During the past two years my life has changed for the worst. From speaking about the abuse of LGBTI rights at the 2018 Commonwealth heads of government summit’s committee, held by senior members of Commonwealth governments, with the Eswatini’s Secretary to Cabinet being present, to the many meetings with senior police officials on the hosting of the first Pride celebration in 2018, I have ruffled on with the authorities. Even if the visible interest of the international community has stalled direct attacks, it has not stopped the cyber bullying and multiple hacking of my electronic devices.
After the hearing of the registration case in June, which eventually got postponed indefinitely, I was tailed by police wearing civil uniforms who at one point came into my workplace under the pretence of looking for an unrelated individual.
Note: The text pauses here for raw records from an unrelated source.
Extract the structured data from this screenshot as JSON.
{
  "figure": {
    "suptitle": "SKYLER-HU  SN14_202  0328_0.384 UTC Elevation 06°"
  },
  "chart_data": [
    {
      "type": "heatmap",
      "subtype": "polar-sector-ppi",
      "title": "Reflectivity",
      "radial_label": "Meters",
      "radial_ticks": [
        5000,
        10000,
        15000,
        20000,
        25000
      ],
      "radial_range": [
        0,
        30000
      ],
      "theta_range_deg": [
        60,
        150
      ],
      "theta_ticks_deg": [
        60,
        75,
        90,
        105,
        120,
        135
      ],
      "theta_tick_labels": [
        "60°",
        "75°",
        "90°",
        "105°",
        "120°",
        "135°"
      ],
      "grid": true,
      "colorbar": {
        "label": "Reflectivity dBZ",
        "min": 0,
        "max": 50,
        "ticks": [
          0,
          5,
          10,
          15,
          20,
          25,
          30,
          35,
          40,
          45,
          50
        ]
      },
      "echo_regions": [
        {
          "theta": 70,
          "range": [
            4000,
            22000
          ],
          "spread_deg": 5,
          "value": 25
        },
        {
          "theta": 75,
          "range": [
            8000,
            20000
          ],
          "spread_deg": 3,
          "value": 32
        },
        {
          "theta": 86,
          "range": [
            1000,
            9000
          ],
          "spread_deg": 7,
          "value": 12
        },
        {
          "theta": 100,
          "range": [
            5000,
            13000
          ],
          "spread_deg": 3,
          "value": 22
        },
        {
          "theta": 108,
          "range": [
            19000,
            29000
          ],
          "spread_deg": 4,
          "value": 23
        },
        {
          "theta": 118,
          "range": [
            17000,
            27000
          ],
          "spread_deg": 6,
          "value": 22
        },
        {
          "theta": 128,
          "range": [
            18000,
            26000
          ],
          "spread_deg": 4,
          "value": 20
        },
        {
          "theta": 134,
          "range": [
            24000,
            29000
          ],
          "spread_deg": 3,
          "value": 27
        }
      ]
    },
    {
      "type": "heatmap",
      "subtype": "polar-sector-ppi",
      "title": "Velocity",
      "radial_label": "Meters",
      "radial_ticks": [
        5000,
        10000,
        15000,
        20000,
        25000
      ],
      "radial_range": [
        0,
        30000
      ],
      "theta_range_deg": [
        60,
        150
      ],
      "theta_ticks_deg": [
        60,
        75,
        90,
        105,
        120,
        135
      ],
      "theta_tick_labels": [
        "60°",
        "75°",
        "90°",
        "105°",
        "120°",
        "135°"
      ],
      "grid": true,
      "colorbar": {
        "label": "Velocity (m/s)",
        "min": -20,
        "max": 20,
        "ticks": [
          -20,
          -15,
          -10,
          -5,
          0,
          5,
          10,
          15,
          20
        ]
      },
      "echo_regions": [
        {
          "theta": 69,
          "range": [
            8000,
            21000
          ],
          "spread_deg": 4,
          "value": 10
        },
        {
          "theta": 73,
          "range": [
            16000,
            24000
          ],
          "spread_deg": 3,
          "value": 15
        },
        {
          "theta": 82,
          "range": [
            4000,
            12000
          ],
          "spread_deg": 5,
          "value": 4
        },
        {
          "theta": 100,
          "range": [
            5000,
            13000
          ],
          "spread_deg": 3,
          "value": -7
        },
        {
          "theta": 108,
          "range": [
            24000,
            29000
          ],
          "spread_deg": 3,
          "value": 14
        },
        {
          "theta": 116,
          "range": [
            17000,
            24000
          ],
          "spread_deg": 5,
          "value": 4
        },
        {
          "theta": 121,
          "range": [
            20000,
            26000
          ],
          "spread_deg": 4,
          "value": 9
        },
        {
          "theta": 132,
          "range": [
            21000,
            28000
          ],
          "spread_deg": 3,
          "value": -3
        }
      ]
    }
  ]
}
Some of my colleagues and ESGM members at the hearing also got stalked from the hearing – until they got on their buses home.
This is how my life unfolds in Eswatini, and even though I am never losing sight of the bigger goal, it is without a doubt that my freedom and rights are continually being infringed on, even if not directly. I have consequently needed to slow down many of my social familiarities after several attempts to assault me by unidentified individuals. This has not been made any easy by the hostile environment where the neighbours continuously make accusations of impropriety to my landlord.
Recently, the leader of the Coordinating Assembly of NGOs was quoted saying, “they do not support ‘fighting’ the government”, referring to the registration case. Those are some of the sentiments that we have to work against, and/or towards correcting, while at the same time working towards the bigger advocacy bid for LGBTI rights in Eswatini. The lack of support from leading CSOs in the country has made it difficult for me – but I am not slowing down.
I am not a stranger to be mistreated and vilified. I continue to work towards building bridges and synergies with human rights and bodies within the civil society. And of course, conscientizing the broader community to Sexual Orientation and Gender Identity and expression.